Can the City protect us from even the most obvious threats to our safety?

It's deja vu all over again.

Last year, a home on Raymond Street was demolished without proper asbestos removal. According to this July 26, 2007 TAB story:

The owner had permits for demolition, but did not have a permit for asbestos removal, said Leon Bethune, the director of the environmental health office at the Boston Public Health Commission. Removing the asbestos shingles required permits from both the health commission and the Department of Environmental Protection, Bethune said.

After inspecting the shingles, the health commission determined that they were in fact asbestos and should have been removed prior to demolition.

“Basically, [the owner] violated a whole bunch of laws by doing this,” Bethune said.

So on Monday when I walked past the demolition on at 205 Everett St (at the intersection with Holton St and across the street from the German school), I was disturbed to see the large cloud of dust drifting over the nearby homes. The demolition team didn't even have someone with a garden hose spraying water on the debris to keep the dust down. Nothing at all.

My disappointment at the lack of neighborly consideration became outrage today when I passed the sight and saw an asbestos abatement crew and signs warning about "cancer and lung disease hazard".

What is going on? Can the City's health commission and Inspectional Services Departments be trusted? Can they keep us safe? Its no secret that there is going to be a LOT of development in our neighborhood in the upcoming years. It is going to be a BIG problem if these two incidents are any indication of the City's inability to oversee construction-related activities.


  1. Anonymous7:41 PM

    Yikes! I guess I'm glad I don't live next door. I feel bad for the neighbors. I walked by there on Sunday. I hope I wasn't breathing.

  2. Anonymous9:57 PM

    Get used to it. The city has no interest or ability to control developers.

  3. Anonymous6:58 AM

    There is a saying that goes something like, "Forwarned and Prepared". the next time something like this is about to happen, the next door neighbor should be out there with a garden hose. I wonder what our representatives would say to that if that landed on the front page of the Globe or Herald. I can see it now, "Neighbors Tired of Getting Hosed Down by City Hall, Now They Have to do Hosing Themselves!"

  4. Anonymous1:58 PM

    As long as we keep putting the same people back in office nothing will change.

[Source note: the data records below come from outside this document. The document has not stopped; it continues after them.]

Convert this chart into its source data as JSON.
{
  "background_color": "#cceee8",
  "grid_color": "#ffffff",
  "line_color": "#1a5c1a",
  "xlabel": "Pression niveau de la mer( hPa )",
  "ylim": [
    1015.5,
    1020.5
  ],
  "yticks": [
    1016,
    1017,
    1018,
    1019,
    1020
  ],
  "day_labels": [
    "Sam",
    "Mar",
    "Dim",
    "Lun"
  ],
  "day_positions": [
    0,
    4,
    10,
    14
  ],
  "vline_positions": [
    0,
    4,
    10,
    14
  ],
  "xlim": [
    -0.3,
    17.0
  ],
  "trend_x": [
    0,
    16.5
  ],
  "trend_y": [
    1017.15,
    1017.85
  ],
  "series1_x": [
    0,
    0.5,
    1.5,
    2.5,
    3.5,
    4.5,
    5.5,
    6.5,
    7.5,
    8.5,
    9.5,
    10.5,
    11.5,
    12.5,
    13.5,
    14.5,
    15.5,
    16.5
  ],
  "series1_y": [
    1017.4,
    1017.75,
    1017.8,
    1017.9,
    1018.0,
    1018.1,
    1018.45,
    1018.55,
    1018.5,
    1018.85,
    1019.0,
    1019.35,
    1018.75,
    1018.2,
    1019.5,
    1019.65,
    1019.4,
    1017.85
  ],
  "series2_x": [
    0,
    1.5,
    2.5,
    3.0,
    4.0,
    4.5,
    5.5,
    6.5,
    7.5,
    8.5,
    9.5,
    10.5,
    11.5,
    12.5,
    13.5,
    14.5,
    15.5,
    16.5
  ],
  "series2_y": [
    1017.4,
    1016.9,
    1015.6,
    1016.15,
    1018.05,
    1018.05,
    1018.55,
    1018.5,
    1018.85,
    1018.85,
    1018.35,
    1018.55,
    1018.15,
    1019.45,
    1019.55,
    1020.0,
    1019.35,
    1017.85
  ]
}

  5. What can we do at this point to obstruct whatever is planned to be built there? Whatever it is, sign me up...

  6. Anonymous7:39 AM

    John, You can call your city councilor. Tell him how you feel and ask him to put his results in the TAB.

  7. Anonymous9:19 AM

    Suggest you look at the new fence Western Ave. It blew down. Poles not deep enough

  8. Anonymous12:04 PM

    I live in the neighborhood, and am personally relieved someone did something about that house. It has been sitting there forever like a huge eyesore for the neighborhood. There were homeless people breaking in that we had to call police to handle. I was terrified they would have set it on fire or something worse. Bravo on cleaning up our neighborhood!!

  9. Anonymous, I don't think anyone here is saying that they should have left the house in its sad state of disrepair. Rather, many of us believe that the house should never have been allowed to remain empty and unmaintained until the only option left was to demolish it.